Progressive multiple sclerosis (MS) is characterized by compartmentalized smoldering neuroinflammation caused by the proliferation of immune cells residing in the central nervous system (CNS), including B cells. Although inflammatory activity can be prevented by immunomodulatory therapies during early disease, such therapies typically fail to halt disease progression. CD19 chimeric antigen receptor (CAR)-T cell therapies have revolutionized the field of hematologic malignancies. Although generally considered efficacious, serious adverse events associated with CAR-T cell therapies such as immune effector cell-associated neurotoxicity syndrome (ICANS) have been observed.
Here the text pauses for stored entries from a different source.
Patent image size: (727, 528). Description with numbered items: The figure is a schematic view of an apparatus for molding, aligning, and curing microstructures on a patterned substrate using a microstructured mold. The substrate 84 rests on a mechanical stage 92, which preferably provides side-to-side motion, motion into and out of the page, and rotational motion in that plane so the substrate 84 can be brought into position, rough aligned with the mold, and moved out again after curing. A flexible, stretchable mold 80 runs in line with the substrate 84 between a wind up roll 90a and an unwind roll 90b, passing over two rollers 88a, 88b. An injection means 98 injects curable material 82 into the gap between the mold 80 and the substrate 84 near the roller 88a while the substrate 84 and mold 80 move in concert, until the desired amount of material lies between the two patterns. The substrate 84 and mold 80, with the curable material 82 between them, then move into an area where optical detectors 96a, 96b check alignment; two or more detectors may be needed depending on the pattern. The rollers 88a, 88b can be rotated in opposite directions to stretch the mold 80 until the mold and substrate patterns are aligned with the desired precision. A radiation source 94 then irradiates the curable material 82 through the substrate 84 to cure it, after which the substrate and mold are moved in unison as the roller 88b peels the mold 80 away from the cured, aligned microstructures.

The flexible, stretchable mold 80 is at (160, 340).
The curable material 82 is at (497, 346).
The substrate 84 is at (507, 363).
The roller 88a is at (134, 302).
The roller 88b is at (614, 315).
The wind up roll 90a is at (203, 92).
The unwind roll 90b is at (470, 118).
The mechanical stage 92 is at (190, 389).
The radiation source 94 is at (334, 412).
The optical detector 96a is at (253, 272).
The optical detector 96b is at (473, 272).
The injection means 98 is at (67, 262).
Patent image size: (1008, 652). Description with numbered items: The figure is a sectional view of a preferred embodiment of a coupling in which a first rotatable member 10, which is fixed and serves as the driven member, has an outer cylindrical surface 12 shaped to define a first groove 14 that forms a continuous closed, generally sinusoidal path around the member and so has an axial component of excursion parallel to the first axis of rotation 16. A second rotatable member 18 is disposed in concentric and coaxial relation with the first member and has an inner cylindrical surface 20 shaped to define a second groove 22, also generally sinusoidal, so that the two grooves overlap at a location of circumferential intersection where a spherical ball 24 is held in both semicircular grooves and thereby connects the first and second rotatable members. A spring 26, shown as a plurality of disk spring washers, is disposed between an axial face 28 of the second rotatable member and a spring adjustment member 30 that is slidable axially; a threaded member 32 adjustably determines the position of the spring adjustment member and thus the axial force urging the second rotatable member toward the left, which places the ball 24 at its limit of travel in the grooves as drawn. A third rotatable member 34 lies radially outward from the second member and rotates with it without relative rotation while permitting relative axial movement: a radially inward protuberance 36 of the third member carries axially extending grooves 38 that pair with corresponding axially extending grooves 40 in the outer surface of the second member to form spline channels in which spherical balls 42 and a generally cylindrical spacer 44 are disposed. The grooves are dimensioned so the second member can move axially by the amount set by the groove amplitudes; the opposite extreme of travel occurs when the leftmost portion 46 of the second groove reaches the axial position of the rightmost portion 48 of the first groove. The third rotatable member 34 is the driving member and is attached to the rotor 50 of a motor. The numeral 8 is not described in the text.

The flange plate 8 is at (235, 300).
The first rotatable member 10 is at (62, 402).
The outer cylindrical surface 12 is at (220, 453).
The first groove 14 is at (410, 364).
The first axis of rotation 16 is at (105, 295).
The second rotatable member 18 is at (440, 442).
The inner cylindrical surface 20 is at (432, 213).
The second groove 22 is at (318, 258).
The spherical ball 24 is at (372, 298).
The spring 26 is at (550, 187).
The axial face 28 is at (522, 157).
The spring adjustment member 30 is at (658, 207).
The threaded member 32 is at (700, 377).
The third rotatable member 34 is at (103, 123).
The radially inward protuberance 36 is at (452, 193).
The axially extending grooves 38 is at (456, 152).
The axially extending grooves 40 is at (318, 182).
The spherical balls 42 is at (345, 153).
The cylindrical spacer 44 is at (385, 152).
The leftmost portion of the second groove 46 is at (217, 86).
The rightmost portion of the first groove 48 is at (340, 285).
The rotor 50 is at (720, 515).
Successful use of CD19 CAR-T cells in rheumatic diseases like systemic lupus erythematosus and neuroimmunological diseases like myasthenia gravis have recently been observed, suggesting possible application in other autoimmune diseases.

Methods
Here, we report the first individual treatment with a fully human CD19 CAR-T cell therapy (KYV-101) in two patients with progressive MS.

Findings
CD19 CAR-T cell administration resulted in acceptable safety profiles for both patients. No ICANS was observed despite detection of CD19 CAR-T cells in the cerebrospinal fluid. In case 1, intrathecal antibody production in the cerebrospinal fluid decreased notably after CAR-T cell infusion and was sustained through day 64.

Conclusions

CD19 CAR-T cell administration in progressive MS resulted in an acceptable safety profile. CAR-T cell presence and expansion were observed in the cerebrospinal fluid without clinical signs of neurotoxicity, which, along with intrathecal antibody reduction, indicates expansion-dependent effects of CAR-T cells on CD19+ target cells in the CNS. Larger clinical studies assessing CD19 CAR-T cells in MS are warranted.